Developer Blog

Your Friend JIRA - A Quick Guide To Bug Squashing With Boxee

Like most developers, my day begins and ends with opening my bug tracking software. It is the secretary for the coding set; the clutch organizational tool all hackers use to stay organized and keep on top of their apps.

Boxee joins many other open source projects by relying on JIRA as our bug tracking software of choice. A best-of-breed dbase for keeping track of your app’s issues and features, our JIRA implementation is available to you the Boxee developer free of charge as you release your apps on the platform.

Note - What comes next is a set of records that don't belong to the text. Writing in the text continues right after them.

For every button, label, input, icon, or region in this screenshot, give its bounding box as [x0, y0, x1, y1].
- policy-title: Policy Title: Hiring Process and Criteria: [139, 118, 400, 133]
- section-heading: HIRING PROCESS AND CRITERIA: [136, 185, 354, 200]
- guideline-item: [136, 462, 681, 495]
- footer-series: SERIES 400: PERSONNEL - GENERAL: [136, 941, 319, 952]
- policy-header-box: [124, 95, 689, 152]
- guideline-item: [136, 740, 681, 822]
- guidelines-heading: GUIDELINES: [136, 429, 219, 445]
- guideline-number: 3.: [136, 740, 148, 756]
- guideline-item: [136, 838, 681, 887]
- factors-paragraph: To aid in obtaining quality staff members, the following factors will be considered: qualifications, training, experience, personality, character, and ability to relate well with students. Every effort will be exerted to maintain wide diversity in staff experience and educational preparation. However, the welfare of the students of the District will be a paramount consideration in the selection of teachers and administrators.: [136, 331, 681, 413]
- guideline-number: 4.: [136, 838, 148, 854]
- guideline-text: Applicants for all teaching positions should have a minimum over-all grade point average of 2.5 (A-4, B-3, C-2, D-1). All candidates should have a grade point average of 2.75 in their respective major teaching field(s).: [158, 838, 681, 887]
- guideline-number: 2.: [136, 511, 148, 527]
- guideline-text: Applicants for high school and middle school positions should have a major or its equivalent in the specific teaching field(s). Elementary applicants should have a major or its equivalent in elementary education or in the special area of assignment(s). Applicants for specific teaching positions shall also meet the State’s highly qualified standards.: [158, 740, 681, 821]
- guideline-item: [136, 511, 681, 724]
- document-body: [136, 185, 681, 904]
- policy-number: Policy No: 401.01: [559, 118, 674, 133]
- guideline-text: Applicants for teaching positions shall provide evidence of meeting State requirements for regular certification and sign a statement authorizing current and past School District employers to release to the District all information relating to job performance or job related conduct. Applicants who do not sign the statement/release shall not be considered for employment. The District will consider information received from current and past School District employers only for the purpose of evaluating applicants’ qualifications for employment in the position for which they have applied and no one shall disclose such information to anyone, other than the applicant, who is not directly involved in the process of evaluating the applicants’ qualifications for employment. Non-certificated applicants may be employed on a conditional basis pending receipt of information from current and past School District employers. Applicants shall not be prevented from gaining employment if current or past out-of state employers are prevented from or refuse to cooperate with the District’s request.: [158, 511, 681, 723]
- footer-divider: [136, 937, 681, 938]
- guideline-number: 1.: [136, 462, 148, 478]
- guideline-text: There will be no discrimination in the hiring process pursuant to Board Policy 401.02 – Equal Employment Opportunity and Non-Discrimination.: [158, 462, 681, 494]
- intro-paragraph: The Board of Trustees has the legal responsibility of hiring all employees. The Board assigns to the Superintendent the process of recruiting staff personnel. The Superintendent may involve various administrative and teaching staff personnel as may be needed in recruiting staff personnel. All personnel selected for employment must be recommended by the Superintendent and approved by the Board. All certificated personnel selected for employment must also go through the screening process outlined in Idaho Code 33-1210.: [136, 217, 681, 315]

As you get started using your JIRA account on Boxee, you may wonder how the developer community defines many of the fields in your bugs. What does “resolved” really mean? How is that different from “Closed?”

Well worry no longer with this helpful guide to using our JIRA dbase to make your app better.

Status

  • Open: The issue is open and ready for the assignee to start work on it.
    When an issue is opened in Application project. it is automatically assigned to the Component owner.
  • In Progress: This issue is being actively worked on at the moment by the assignee.
  • Reopened: This issue was once resolved, but the resolution was deemed incorrect. From here issues are either marked assigned or resolved.
  • Resolved: A resolution has been taken, and it is awaiting verification by reporter. From here issues are either reopened, or closed.
  • Closed: The issue is considered finished, the resolution is correct. Issues which are closed can be reopened.

Resolution

  • Fixed (Default): A fix for this issue is checked into the source control and tested.
  • Won’t Fix: The problem described is an issue which will never be fixed. Or This behavior is by design.
  • Duplicate: The problem is a duplicate of an existing issue.
  • Incomplete: The problem is not completely described.
  • Cannot Reproduce: All attempts at reproducing this issue failed, or not enough information was available to reproduce the issue. Reading the code produces no clues as to why this behavior would occur. If more information appears later, please reopen the issue.